I remember Mueller as the great hope for the closer role. Local kid, threw very hard, another young phenom like Yount. Enter Rollie Fingers.
@PackerRick posted:Even worse is that he's a liability in the field because of his weak arm. Any single scores a runner from 2B and any flyball scores a runner from 3B. He's basically been reduced to a contact hitter but he Ks too much to be called that. The Brewers have 4 really good young outfielders that could start next season in the bigs and I'm not sure where that leaves Yelich. At some point they have to make a decision because they can't play him for another 5 years. His contract is much worse than the deal the Packers had with Rodgers, at least he could still play.

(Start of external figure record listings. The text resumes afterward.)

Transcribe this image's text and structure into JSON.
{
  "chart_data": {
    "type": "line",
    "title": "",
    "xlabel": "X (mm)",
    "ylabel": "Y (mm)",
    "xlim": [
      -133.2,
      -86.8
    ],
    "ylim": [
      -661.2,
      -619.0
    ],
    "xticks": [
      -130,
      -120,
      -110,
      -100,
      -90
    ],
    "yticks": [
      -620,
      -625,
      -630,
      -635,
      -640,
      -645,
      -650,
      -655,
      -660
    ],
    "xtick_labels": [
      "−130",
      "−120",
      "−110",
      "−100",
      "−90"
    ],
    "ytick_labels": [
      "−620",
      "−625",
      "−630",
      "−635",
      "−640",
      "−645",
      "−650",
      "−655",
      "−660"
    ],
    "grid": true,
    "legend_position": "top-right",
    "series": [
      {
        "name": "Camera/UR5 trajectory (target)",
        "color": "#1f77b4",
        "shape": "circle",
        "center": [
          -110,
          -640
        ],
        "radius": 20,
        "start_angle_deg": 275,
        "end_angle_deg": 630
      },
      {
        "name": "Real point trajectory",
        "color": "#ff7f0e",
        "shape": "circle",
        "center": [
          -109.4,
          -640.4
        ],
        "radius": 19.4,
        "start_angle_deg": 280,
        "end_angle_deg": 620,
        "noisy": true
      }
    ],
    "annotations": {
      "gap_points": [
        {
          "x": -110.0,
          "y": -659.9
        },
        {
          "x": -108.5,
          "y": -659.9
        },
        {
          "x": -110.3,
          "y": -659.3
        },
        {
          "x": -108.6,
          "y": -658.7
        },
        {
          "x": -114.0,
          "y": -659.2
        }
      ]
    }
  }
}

You make some critical points. At this point, Yelich doesn't do anything well other than run the bases. If you choose a guy to put on second to start an extra inning game, he'd be your choice.
He has a terrible throwing arm, so you'd take him out in late innings and put in a defensive player in a playoff game.

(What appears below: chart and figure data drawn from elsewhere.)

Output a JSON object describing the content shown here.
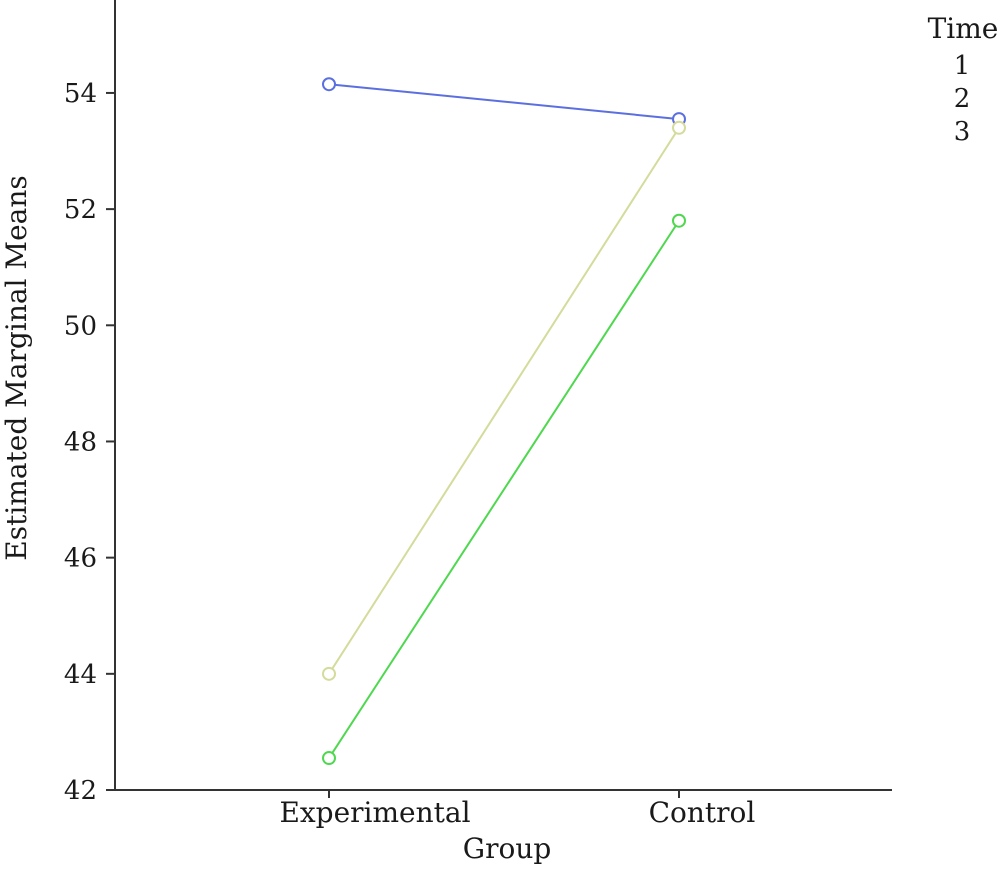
{
  "chart_data": {
    "type": "line",
    "xlabel": "Group",
    "ylabel": "Estimated Marginal Means",
    "categories": [
      "Experimental",
      "Control"
    ],
    "ylim": [
      42,
      55.6
    ],
    "yticks": [
      42,
      44,
      46,
      48,
      50,
      52,
      54
    ],
    "grid": false,
    "legend": {
      "title": "Time",
      "placement": "top-right",
      "entries": [
        "1",
        "2",
        "3"
      ]
    },
    "series": [
      {
        "name": "1",
        "values": [
          54.15,
          53.55
        ],
        "color": "#5b6fe0"
      },
      {
        "name": "2",
        "values": [
          44.0,
          53.4
        ],
        "color": "#d4db9b"
      },
      {
        "name": "3",
        "values": [
          42.55,
          51.8
        ],
        "color": "#4fd84f"
      }
    ]
  }
}
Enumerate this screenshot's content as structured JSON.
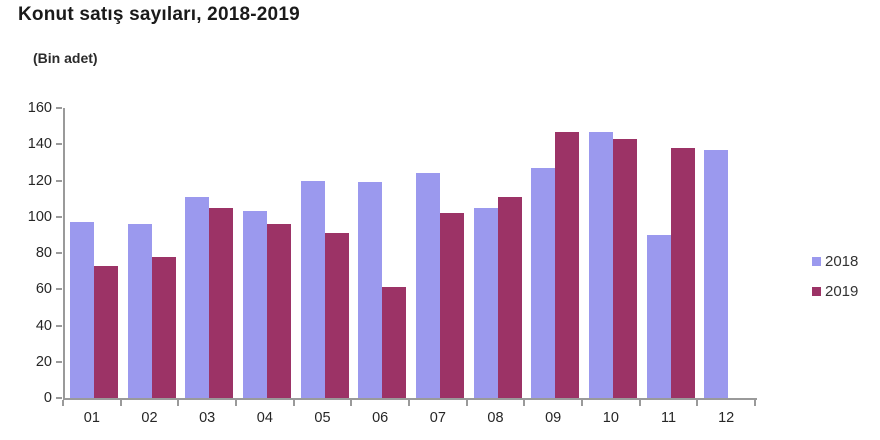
{
  "chart": {
    "title": "Konut satış sayıları, 2018-2019",
    "unit_label": "(Bin adet)"
  },
  "chart_data": {
    "type": "bar",
    "title": "Konut satış sayıları, 2018-2019",
    "subtitle": "(Bin adet)",
    "categories": [
      "01",
      "02",
      "03",
      "04",
      "05",
      "06",
      "07",
      "08",
      "09",
      "10",
      "11",
      "12"
    ],
    "series": [
      {
        "name": "2018",
        "color": "#9b99ee",
        "values": [
          97,
          96,
          111,
          103,
          120,
          119,
          124,
          105,
          127,
          147,
          90,
          137
        ]
      },
      {
        "name": "2019",
        "color": "#9c3366",
        "values": [
          73,
          78,
          105,
          96,
          91,
          61,
          102,
          111,
          147,
          143,
          138,
          null
        ]
      }
    ],
    "xlabel": "",
    "ylabel": "",
    "ylim": [
      0,
      160
    ],
    "ytick_step": 20,
    "yticks": [
      0,
      20,
      40,
      60,
      80,
      100,
      120,
      140,
      160
    ],
    "grid": false,
    "legend_position": "right",
    "axis_color": "#9a9a9a",
    "text_color": "#262626"
  },
  "legend": {
    "items": [
      {
        "label": "2018",
        "color": "#9b99ee"
      },
      {
        "label": "2019",
        "color": "#9c3366"
      }
    ]
  }
}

He is almost completely unplayable against left-handed pitchers at this point (he has one extra base hit in 62 plate appearances against lefties this year and a 537 OPS).

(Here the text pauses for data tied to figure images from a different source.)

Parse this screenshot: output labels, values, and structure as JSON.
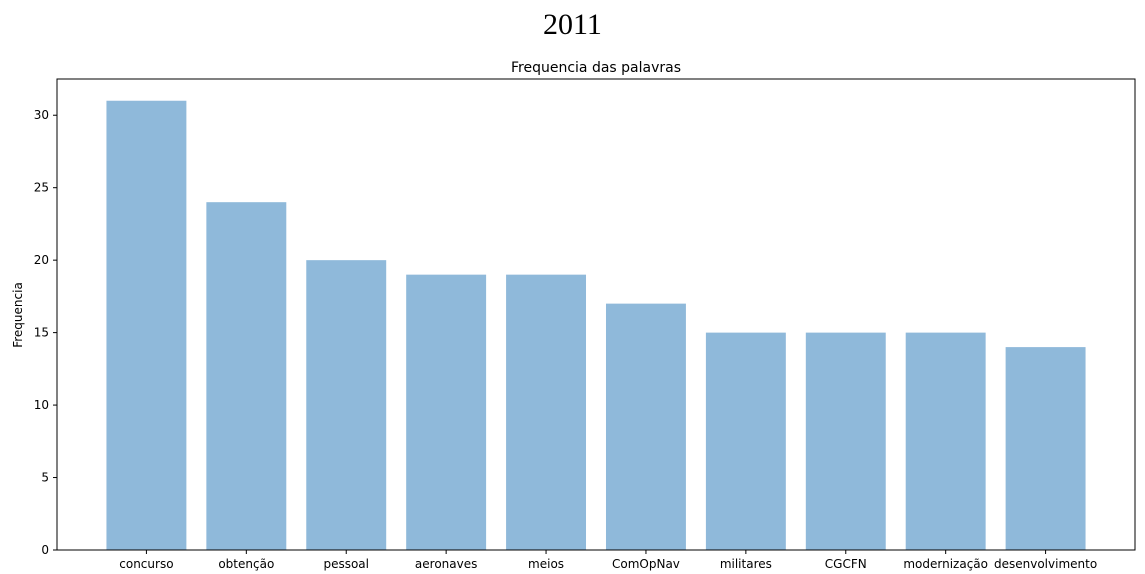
{
  "heading": "2011",
  "chart_data": {
    "type": "bar",
    "title": "Frequencia das palavras",
    "xlabel": "",
    "ylabel": "Frequencia",
    "categories": [
      "concurso",
      "obtenção",
      "pessoal",
      "aeronaves",
      "meios",
      "ComOpNav",
      "militares",
      "CGCFN",
      "modernização",
      "desenvolvimento"
    ],
    "values": [
      31,
      24,
      20,
      19,
      19,
      17,
      15,
      15,
      15,
      14
    ],
    "ylim": [
      0,
      32.5
    ],
    "yticks": [
      0,
      5,
      10,
      15,
      20,
      25,
      30
    ],
    "grid": false,
    "bar_color": "#8fb9da"
  }
}
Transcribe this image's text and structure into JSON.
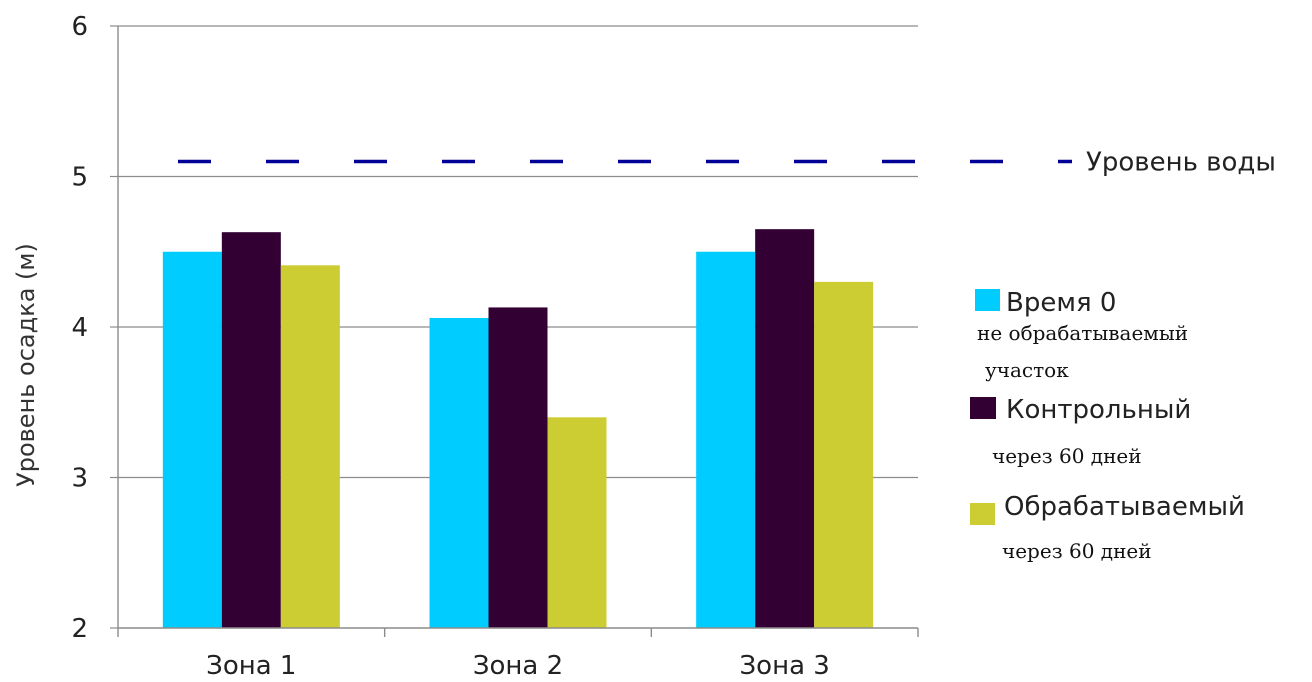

He's a minimum salary veteran player making 26 million a year. He doesn't have the worst contract in baseball (Anthony Rendon), but it allows Attanasio to say he's tried paying guys in the past and doesn't want to do it again.
The other intangible thing is that the Brewers really don't have any position players that are exciting to watch. Owen Miller is a good story, but there is no one you want to buy a ticket to go watch. I guess you might go watch Corbin Burnes before he gets shipped out of town, but other than that the whole team is just "meh." Devin Williams starts to get expensive after this year as well.
The long-range trends are starting to get ominous for the Brewers. An owner going into cost-cutting mode with a 25 year old stadium that needs significant repairs, a team that is frankly pretty boring to watch, and likely headed towards shipping their 3-4 best players out in the next 1-2 years to avoid paying them (Burnes, Woodruff, and Williams).
They'll need to package Yelich with Burnes to one of the deep pocket teams this summer. Will probably reduce what they get for Burnes, but getting rid of Yelich's contract will be worth it.
Any trade with Yelich will probably require the Brewers to pay a good portion of his salary. They have no leverage with this guy and giving away Burnes to get rid of Yelich will not sit well with the fans. If you trade a guy like Burnes, the return has to at least create optimism with the fans.